Résultat : les participants les plus jeunes ont davantage mangé
Dans l’ensemble du groupe de participants, le type de régime alimentaire qu’ils venaient de suivre n’a eu aucune influence sur les calories totales ou la quantité totale d’aliments qu’ils ont consommés au buffet. La proportion d’aliments hautement transformés sélectionnés est également restée similaire. Ces résultats ne différaient pas en fonction du sexe ou de l’indice de masse corporelle (IMC), une mesure standard de la graisse corporelle.
La ventilation par âge a toutefois révélé une différence importante. Les jeunes de 18 à 21 ans, mais pas ceux de 22 à 25 ans, ont consommé plus de calories après avoir mangé un régime ultra-transformé. Les participants les plus jeunes étaient également plus enclins à continuer à manger lorsqu’ils n’avaient plus faim.
“Nos jeunes participants avaient tout simplement mangé plus au buffet après le régime ultra-transformé. Lorsqu’ils ont eu la possibilité de grignoter alors qu’ils n’avaient pas faim, ils ont mangé encore plus”, a déclaré DiFeliceantonio, qui est également professeur assistant à l’Institut de nutrition humaine, d’alimentation et d’activité physique. “Grignoter alors que l’on n’a pas faim est un prédicteur important de la prise de poids ultérieure chez les jeunes, et il semble que la consommation d’aliments ultra-transformés renforce cette tendance chez les adolescents”.
Isoler les effets de la transformation des aliments
Des études cliniques antérieures menées sur des adultes à qui l’on proposait continuellement des aliments ultra-transformés ont révélé que les gens mangeaient plus chaque jour et prenaient du poids avec le temps. En revanche, dans l’étude de Virginia Tech, les calories quotidiennes et la densité énergétique ont été maintenues égales entre les régimes alimentaires et l’apport a été évalué lors d’un repas sous forme de buffet.
“C’est important, car cela aide à isoler l’influence de la transformation des aliments sur l’apport énergétique”, a déclaré DiFeliceantonio. “Dans l’étude précédente, les participants mangeaient plus chaque jour, ce qui signifiait qu’ils prenaient du poids chaque jour, ce qui augmentait également leurs besoins énergétiques. Ici, comme tous les participants avaient un poids stable, nous pouvons considérer l’influence du traitement seul”. Les chercheurs font remarquer que la courte durée de l’étude et sa concentration sur un seul repas peuvent ne pas refléter complètement la façon dont les gens gèrent la nourriture dans la vie quotidienne, où les occasions de manger sont presque constantes.

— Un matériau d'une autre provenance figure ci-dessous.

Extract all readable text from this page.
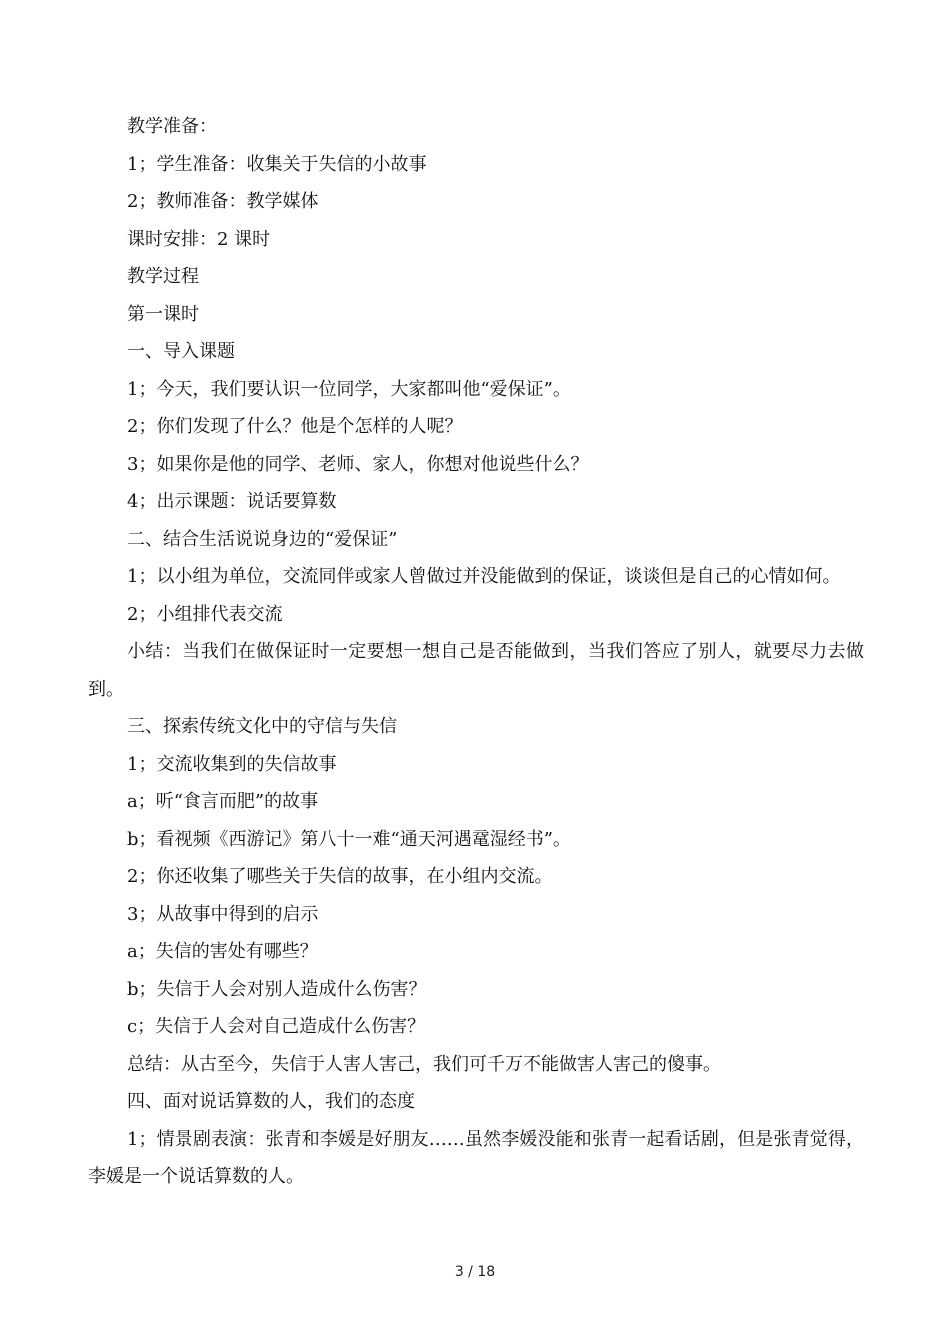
教学准备：

1；学生准备：收集关于失信的小故事

2；教师准备：教学媒体

课时安排：2 课时

教学过程

第一课时

一、导入课题

1；今天，我们要认识一位同学，大家都叫他“爱保证”。

2；你们发现了什么？他是个怎样的人呢？

3；如果你是他的同学、老师、家人，你想对他说些什么？

4；出示课题：说话要算数

二、结合生活说说身边的“爱保证”

1；以小组为单位，交流同伴或家人曾做过并没能做到的保证，谈谈但是自己的心情如何。

2；小组排代表交流

小结：当我们在做保证时一定要想一想自己是否能做到，当我们答应了别人，就要尽力去做到。

三、探索传统文化中的守信与失信

1；交流收集到的失信故事

a；听“食言而肥”的故事

b；看视频《西游记》第八十一难“通天河遇鼋湿经书”。

2；你还收集了哪些关于失信的故事，在小组内交流。

3；从故事中得到的启示

a；失信的害处有哪些？

b；失信于人会对别人造成什么伤害？

c；失信于人会对自己造成什么伤害？

总结：从古至今，失信于人害人害己，我们可千万不能做害人害己的傻事。

四、面对说话算数的人，我们的态度

1；情景剧表演：张青和李媛是好朋友……虽然李媛没能和张青一起看话剧，但是张青觉得，李媛是一个说话算数的人。

3 / 18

Futures recherches sur les aliments ultra-transformés et les adolescents
Davy suggère que les recherches futures pourraient prolonger la période d’intervention, inclure des participants plus jeunes ou permettre un accès continu aux aliments afin de mieux refléter les conditions réelles. Cette étude a également porté sur un nombre modeste de participants, de sorte qu’une répétition avec un groupe plus important pourrait donner une image plus claire de la manière dont l’âge influence les réactions aux aliments hautement transformés.
En utilisant des outils tels que l’imagerie cérébrale et les biomarqueurs, les scientifiques pourraient éventuellement découvrir les voies biologiques qui relient la consommation d’aliments hautement transformés aux changements de comportement alimentaire au cours du développement. Il s’agit d’un domaine de recherche actif pour DiFeliceantonio et Davy. Cette recherche a été soutenue par un financement des National Institutes of Health.